While it seems like cash will burn a hole in your pocket and lead to quicker spending, it actually has the opposite effect. Forking over cold hard cash is much different than simply sliding a card. It is tangible–and visual–so you you’re aware of exactly how much of your money you’re burning through. Set a spending budget for yourself for the week and pull out that amount of cash in the beginning of the week. As the week progresses you’ll see just how much money you’re left with, and that spending is likely to decrease as you see those bills in your wallet disappearing.
Get in Your Own Head
It may seem like overspending is mindless, but there is psychology behind everything we do. In order to curb frivolous spending, it’s important to find what it is that triggers it in the first place. When do you tend to overspend? A certain time of day? Perhaps when bored and online on a break at work? What mood are you in when you typically overspend? Once you establish what it is that leads to your unnecessary spending, you can begin to break the habits. Sometimes simply becoming aware of these triggers serves as a deterrent, while others may time some training to overcome.
Repel the Peer Pressure
Peer pressure does not exclusively exist within high school parties. In fact, it is the social element of our lives that is often the biggest culprit of our overspending. Though the people in your life don’t intentionally set out to sabotage your budget, it’s likely that you spend more money when out with friends–especially if said friends are also not the best budgeters. While sometimes you’ll ultimately have to make the responsible decision to decline certain invitations, there are ways to avoid overspending social situations without inducing serious FOMO (fear of missing out). Suggest grabbing coffee instead of breakfast, or eating in with a bottle of wine instead of going out for dinner and drinks. And ultimately, let your friends know that you’re attempting to spend less money. By making them aware, they can suggest future plans that are perhaps less financially intensive, and maybe, they’ll join you in saving!
Track Your Spending
Keeping a diligent eye on your finances and tracking your spending is so incredibly important. In fact, if you don’t remain cognisant of what is going in and out of your bank account at all times, you’ll never be in control of your spending–and you especially won’t ever get in front of it. While keeping and balancing a checkbook might seem antiquated to younger generations, sometimes old school is the way to go. Writing and deducting all of your spending by hand keeps you up close and personal with your finances, and as a result, you’ll be confronted with how you spend every single penny. As you become more used to budgeting, you can use tools such as budgeting apps to help you track your money. Just remember to stay consistent in your tracking. The worst thing you can do is simply check your online balance from time to time while mindlessly swiping your card!

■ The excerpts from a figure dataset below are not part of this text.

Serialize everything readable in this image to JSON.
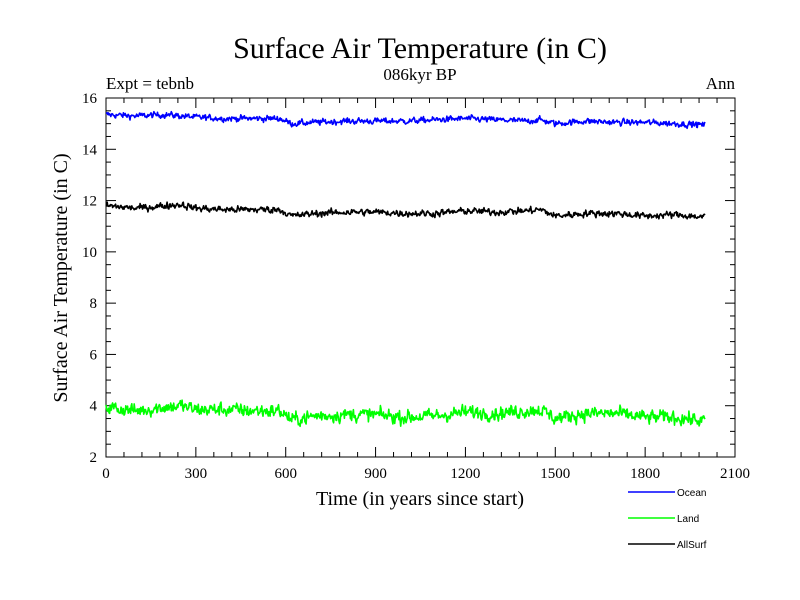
{
  "chart_data": {
    "type": "line",
    "title": "Surface Air Temperature (in C)",
    "subtitle": "086kyr BP",
    "annotation_left": "Expt = tebnb",
    "annotation_right": "Ann",
    "xlabel": "Time (in years since start)",
    "ylabel": "Surface Air Temperature (in C)",
    "xlim": [
      0,
      2100
    ],
    "ylim": [
      2,
      16
    ],
    "xticks": [
      0,
      300,
      600,
      900,
      1200,
      1500,
      1800,
      2100
    ],
    "yticks": [
      2,
      4,
      6,
      8,
      10,
      12,
      14,
      16
    ],
    "xtick_labels": [
      "0",
      "300",
      "600",
      "900",
      "1200",
      "1500",
      "1800",
      "2100"
    ],
    "ytick_labels": [
      "2",
      "4",
      "6",
      "8",
      "10",
      "12",
      "14",
      "16"
    ],
    "x_range": [
      0,
      2000
    ],
    "series": [
      {
        "name": "Ocean",
        "color": "#0000ff",
        "x": [
          0,
          100,
          200,
          300,
          400,
          500,
          580,
          620,
          700,
          800,
          900,
          1000,
          1100,
          1200,
          1300,
          1400,
          1450,
          1500,
          1600,
          1700,
          1800,
          1900,
          2000
        ],
        "values": [
          15.35,
          15.3,
          15.35,
          15.25,
          15.2,
          15.2,
          15.2,
          15.0,
          15.05,
          15.1,
          15.1,
          15.1,
          15.15,
          15.2,
          15.15,
          15.1,
          15.15,
          15.0,
          15.1,
          15.05,
          15.05,
          15.0,
          14.95
        ],
        "noise": 0.08
      },
      {
        "name": "Land",
        "color": "#00ff00",
        "x": [
          0,
          100,
          200,
          250,
          300,
          400,
          500,
          580,
          620,
          700,
          800,
          900,
          1000,
          1100,
          1200,
          1300,
          1400,
          1450,
          1500,
          1600,
          1700,
          1800,
          1900,
          2000
        ],
        "values": [
          3.95,
          3.8,
          3.95,
          4.0,
          3.85,
          3.85,
          3.8,
          3.8,
          3.45,
          3.6,
          3.65,
          3.65,
          3.55,
          3.6,
          3.75,
          3.7,
          3.8,
          3.85,
          3.5,
          3.7,
          3.7,
          3.55,
          3.55,
          3.4
        ],
        "noise": 0.18
      },
      {
        "name": "AllSurf",
        "color": "#000000",
        "x": [
          0,
          100,
          200,
          250,
          300,
          400,
          500,
          580,
          620,
          700,
          800,
          900,
          1000,
          1100,
          1200,
          1300,
          1400,
          1450,
          1500,
          1600,
          1700,
          1800,
          1900,
          2000
        ],
        "values": [
          11.8,
          11.7,
          11.8,
          11.85,
          11.7,
          11.65,
          11.65,
          11.65,
          11.4,
          11.5,
          11.55,
          11.55,
          11.5,
          11.5,
          11.6,
          11.55,
          11.6,
          11.65,
          11.4,
          11.5,
          11.5,
          11.4,
          11.45,
          11.35
        ],
        "noise": 0.09
      }
    ],
    "legend": {
      "placement": "bottom-right",
      "entries": [
        "Ocean",
        "Land",
        "AllSurf"
      ]
    }
  }
}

Spend Your Money Ahead of Time
No, don’t actually blow your whole paycheck at the beginning of the month. Instead, have a set budget that you abide by, in which every dollar has a predetermined home. Rationing your money and allocating it to different categories (bills, groceries, gas, entertainment, etc.) ahead of time ensures less mindless spending. You’ll look at your account balance and see money that’s already has an assigned purpose instead of a sum of money waiting to be spent!